Actually, Copland hadn't yet written Appalachian Spring or Billy the Kid when the photo was taken. Though Copland was past 30, it is a portrait of a composer who had not yet found his voice.
The show, organized by Peter Barberie, the Art Museum's chief photography curator, does not provide either history or analysis of how artists presented themselves to the camera, or how photographers have depicted them. Rather, it is a selection from the museum's holdings, whose labels provide minimal information about the subjects and next to nothing about the photographers.
Some are little more than old and interesting snapshots, not taken for any artistic or promotional purpose. (Some of the prints are smaller than the photos on your phone. Reading glasses may come in handy.) Most, though, aspire to be art, or at least about art.
The show serves, in part, as a supplement to the "Modern Times" show in the gallery next door, since some of the same artists — especially O'Keeffe and other artists associated with the photographer and gallerist Alfred Stieglitz — are prominent in both.
Stieglitz's greatest strength was probably his ability to appreciate and willingness to promote other artists.
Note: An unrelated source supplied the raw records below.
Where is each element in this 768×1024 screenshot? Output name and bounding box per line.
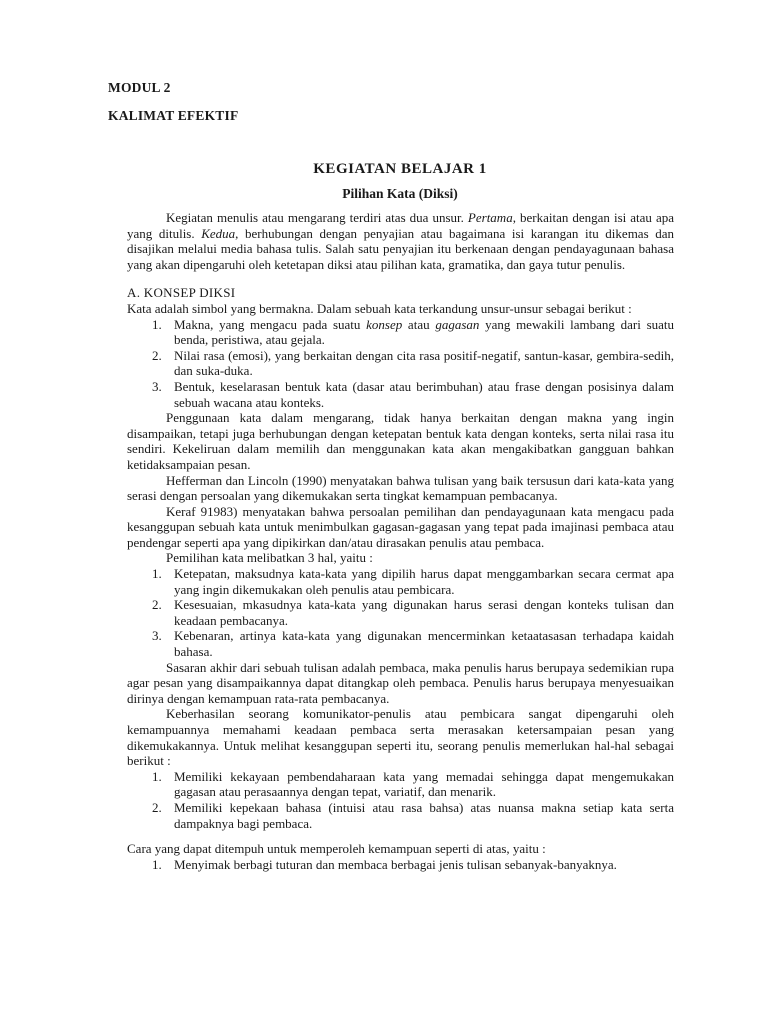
item-emphasis-gagasan: gagasan [435, 316, 480, 332]
list-item [127, 800, 674, 831]
paragraph-cara: Cara yang dapat ditempuh untuk memperoleh kemampuan seperti di atas, yaitu : [127, 841, 546, 857]
section-heading-konsep-diksi: A. KONSEP DIKSI [127, 285, 236, 301]
item-text: Memiliki kepekaan bahasa (intuisi atau rasa bahsa) atas nuansa makna setiap kata serta dampaknya bagi pembaca. [174, 799, 674, 831]
paragraph-keraf: Keraf 91983) menyatakan bahwa persoalan pemilihan dan pendayagunaan kata mengacu pada kesanggupan sebuah kata untuk menimbulkan gagasan-gagasan yang tepat pada imajinasi pembaca atau pendengar seperti apa yang dipikirkan dan/atau dirasakan penulis atau pembaca. [127, 503, 674, 550]
intro-text-2: , berkaitan dengan isi atau apa yang ditulis. [127, 210, 674, 241]
list-number: 2. [152, 799, 162, 815]
intro-text-1: Kegiatan menulis atau mengarang terdiri atas dua unsur. [166, 210, 468, 225]
paragraph-sasaran: Sasaran akhir dari sebuah tulisan adalah pembaca, maka penulis harus berupaya sedemikian rupa agar pesan yang disampaikannya dapat ditangkap oleh pembaca. Penulis harus berupaya menyesuaikan dirinya dengan kemampuan rata-rata pembacanya. [127, 659, 674, 706]
item-text: Makna, yang mengacu pada suatu [174, 316, 367, 332]
activity-subtitle: Pilihan Kata (Diksi) [342, 186, 458, 201]
list-item [127, 348, 674, 379]
kemampuan-list [127, 769, 674, 831]
item-text: Bentuk, keselarasan bentuk kata (dasar atau berimbuhan) atau frase dengan posisinya dalam sebuah wacana atau konteks. [174, 378, 674, 410]
intro-paragraph [127, 210, 674, 272]
module-number: MODUL 2 [108, 80, 171, 95]
hal-list [127, 566, 674, 660]
list-item [127, 597, 674, 628]
list-number: 2. [152, 597, 162, 613]
list-number: 1. [152, 856, 162, 872]
list-item [127, 566, 674, 597]
item-text: Kesesuaian, mkasudnya kata-kata yang digunakan harus serasi dengan konteks tulisan dan keadaan pembacanya. [174, 597, 674, 628]
paragraph-penggunaan: Penggunaan kata dalam mengarang, tidak hanya berkaitan dengan makna yang ingin disampaikan, tetapi juga berhubungan dengan ketepatan bentuk kata dengan konteks, serta nilai rasa itu sendiri. Kekeliruan dalam memilih dan menggunakan kata akan mengakibatkan gangguan bahkan ketidaksampaian pesan. [127, 410, 674, 472]
list-item [127, 857, 674, 873]
item-text: Menyimak berbagi tuturan dan membaca berbagai jenis tulisan sebanyak-banyaknya. [174, 856, 617, 872]
list-number: 1. [152, 768, 162, 784]
list-item [127, 379, 674, 410]
list-number: 3. [152, 628, 162, 644]
list-number: 3. [152, 378, 162, 394]
item-text: Memiliki kekayaan pembendaharaan kata yang memadai sehingga dapat mengemukakan gagasan atau perasaannya dengan tepat, variatif, dan menarik. [174, 768, 674, 800]
intro-emphasis-pertama: Pertama [467, 210, 513, 225]
list-item [127, 769, 674, 800]
paragraph-hefferman: Hefferman dan Lincoln (1990) menyatakan bahwa tulisan yang baik tersusun dari kata-kata yang serasi dengan persoalan yang dikemukakan serta tingkat kemampuan pembacanya. [127, 472, 674, 504]
intro-text-3: , berhubungan dengan penyajian atau bagaimana isi karangan itu dikemas dan disajikan melalui media bahasa tulis. Salah satu penyajian itu berkenaan dengan pendayagunaan bahasa yang akan dipengaruhi oleh ketetapan diksi atau pilihan kata, gramatika, dan gaya tutur penulis. [127, 225, 674, 272]
section-lead: Kata adalah simbol yang bermakna. Dalam sebuah kata terkandung unsur-unsur sebagai berikut : [127, 300, 632, 316]
item-text: Nilai rasa (emosi), yang berkaitan dengan cita rasa positif-negatif, santun-kasar, gembira-sedih, dan suka-duka. [174, 347, 674, 379]
item-text: Kebenaran, artinya kata-kata yang digunakan mencerminkan ketaatasasan terhadapa kaidah bahasa. [174, 628, 674, 660]
list-number: 1. [152, 566, 162, 582]
activity-title: KEGIATAN BELAJAR 1 [313, 161, 487, 177]
list-item [127, 628, 674, 659]
module-subject: KALIMAT EFEKTIF [108, 108, 239, 123]
list-number: 1. [152, 316, 162, 332]
list-number: 2. [152, 347, 162, 363]
item-emphasis-konsep: konsep [366, 316, 403, 332]
intro-emphasis-kedua: Kedua [201, 225, 236, 241]
item-text: yang mewakili lambang dari suatu benda, peristiwa, atau gejala. [174, 316, 675, 348]
unsur-list [127, 317, 674, 411]
list-item [127, 317, 674, 348]
document-body [127, 210, 674, 872]
paragraph-keberhasilan: Keberhasilan seorang komunikator-penulis atau pembicara sangat dipengaruhi oleh kemampuannya memahami keadaan pembaca serta merasakan ketersampaian pesan yang dikemukakannya. Untuk melihat kesanggupan seperti itu, seorang penulis memerlukan hal-hal sebagai berikut : [127, 706, 674, 769]
cara-list [127, 857, 674, 873]
item-text: Ketepatan, maksudnya kata-kata yang dipilih harus dapat menggambarkan secara cermat apa yang ingin dikemukakan oleh penulis atau pembicara. [174, 566, 674, 597]
item-text: atau [402, 316, 436, 332]
paragraph-pemilihan: Pemilihan kata melibatkan 3 hal, yaitu : [166, 550, 373, 566]
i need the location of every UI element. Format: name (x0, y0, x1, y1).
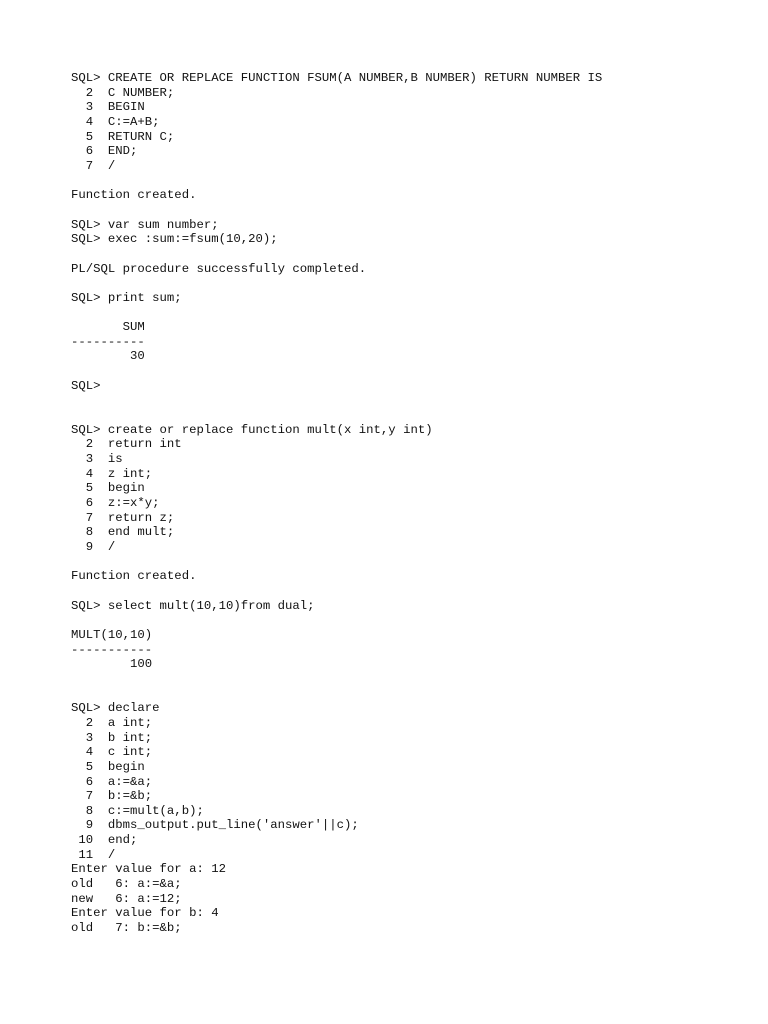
transcript-line: Enter value for a: 12 (71, 862, 226, 877)
transcript-line: ---------- (71, 334, 145, 349)
transcript-line (71, 203, 751, 218)
transcript-line: 2 return int (71, 437, 182, 452)
transcript-line: 2 C NUMBER; (71, 85, 175, 100)
transcript-line: MULT(10,10) (71, 627, 153, 642)
transcript-line: 10 end; (71, 833, 138, 848)
transcript-line: 9 / (71, 540, 116, 554)
transcript-line: Function created. (71, 188, 197, 203)
transcript-line: new 6: a:=12; (71, 891, 182, 906)
transcript-line: SUM (71, 320, 145, 335)
transcript-line (71, 672, 751, 687)
transcript-line: 3 is (71, 452, 123, 467)
transcript-line: PL/SQL procedure successfully completed. (71, 261, 367, 276)
transcript-line (71, 276, 751, 291)
transcript-line: ----------- (71, 642, 153, 657)
transcript-line: 8 end mult; (71, 525, 175, 540)
transcript-line: 100 (71, 657, 153, 672)
transcript-line: SQL> print sum; (71, 290, 182, 305)
transcript-line: SQL> declare (71, 701, 160, 716)
transcript-line: 5 begin (71, 481, 145, 496)
transcript-line (71, 555, 751, 570)
transcript-line: 6 z:=x*y; (71, 496, 160, 511)
transcript-line: 8 c:=mult(a,b); (71, 803, 204, 818)
transcript-line: 4 c int; (71, 745, 153, 760)
transcript-line: 7 / (71, 158, 116, 173)
transcript-line (71, 408, 751, 423)
transcript-line: old 7: b:=&b; (71, 921, 182, 936)
transcript-line: 4 z int; (71, 466, 153, 481)
transcript-line: 5 RETURN C; (71, 129, 175, 144)
transcript-line: 9 dbms_output.put_line('answer'||c); (71, 818, 359, 833)
transcript-line: SQL> select mult(10,10)from dual; (71, 598, 315, 613)
sql-session-transcript (71, 71, 751, 936)
transcript-line: SQL> create or replace function mult(x int,y int) (71, 422, 433, 437)
transcript-line: 2 a int; (71, 715, 153, 730)
transcript-line: 6 END; (71, 144, 138, 159)
transcript-line: 4 C:=A+B; (71, 114, 160, 129)
transcript-line: 7 return z; (71, 510, 175, 525)
transcript-line: Function created. (71, 569, 197, 584)
transcript-line (71, 364, 751, 379)
transcript-line: 6 a:=&a; (71, 774, 153, 789)
transcript-line: SQL> CREATE OR REPLACE FUNCTION FSUM(A NUMBER,B NUMBER) RETURN NUMBER IS (71, 71, 603, 85)
transcript-line: 5 begin (71, 759, 145, 774)
transcript-line (71, 306, 751, 321)
transcript-line: 7 b:=&b; (71, 789, 153, 804)
transcript-line (71, 613, 751, 628)
transcript-line (71, 687, 751, 702)
transcript-line: SQL> exec :sum:=fsum(10,20); (71, 232, 278, 247)
transcript-line: 30 (71, 349, 145, 364)
transcript-line (71, 393, 751, 408)
transcript-line: SQL> (71, 378, 101, 393)
transcript-line: 3 BEGIN (71, 100, 145, 115)
transcript-line: SQL> var sum number; (71, 217, 219, 232)
transcript-line: 3 b int; (71, 730, 153, 745)
transcript-line: Enter value for b: 4 (71, 906, 219, 921)
transcript-line (71, 174, 751, 189)
transcript-line: old 6: a:=&a; (71, 877, 182, 892)
transcript-line (71, 584, 751, 599)
transcript-line (71, 247, 751, 262)
transcript-line: 11 / (71, 847, 116, 862)
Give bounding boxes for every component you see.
As a photographic subject, he seems to radiate a geeky generosity that seems to explain a lot about his central role in the art of the early 20th century.
The exhibition also connects with other strengths of the museum. There are, for example, a number of pictures by and of Thomas Eakins, including a set of nudes and a wonderful photo of him hanging out in his studio with some other local artists and a big dog. And then there are all those Duchamps.
It also highlights some major holdings of the photographic collection. Most of one wall is dominated by the work of Arnold Newman, the subject in 1945 of the Art Museum's first photography show, "Artists Look Like This." Newman sometimes placed artists in settings that suggested their work. Edward Hopper, for example, is glimpsed through a doorway into the next room. Piet Mondrian is in a room where he's the only thing that's not a rectangle.
I prefer the examples in which Newman is not so gimmicky. It might have been tempting, for example, to show Stuart Davis against a lot of signs. Instead, he looms in profile, against a shaded window. Charles Sheeler, posed against a tile wall, seems a small-town man with a far-away look.
The largest group, though, is of work by Carl Van Vechten, the Iowa-born writer and critic who celebrated the emerging African American urban culture in Harlem in the 1920s. Although he was criticized for what would now be called cultural appropriation, he was an assiduous documenter of mid-20th century culture, with a special emphasis on black and gay artists. The Art Museum holds more than 1,500 of his photographs.
Some of them are wonderful. In a 1955 portrait, a young Alvin Ailey is plainly dressed and mostly in shadow. But his graceful hauteur communicates that he is a dancer. Of course, if you don't already know that Ailey was a choreographer, dancer, and founder of an important dance company, the photograph might not have the same impact. What we get out of these images of artists and performers in this show depends largely on the knowledge we bring to them.
One of Van Vechten's oddest images is Billie Holiday with Her Dog Mister (1949). In it, the singer is lying on the floor, her head facing left, with eyes toward the camera. Her left arm is wrapped around the body of a very powerful looking dog who is facing right, but also has eyes toward the camera. There seems to be more here than a singer and her pet. Should we be thinking of Holiday's history of relationships with abusive men? Is she saying she needs protection, or is Mister only a dog?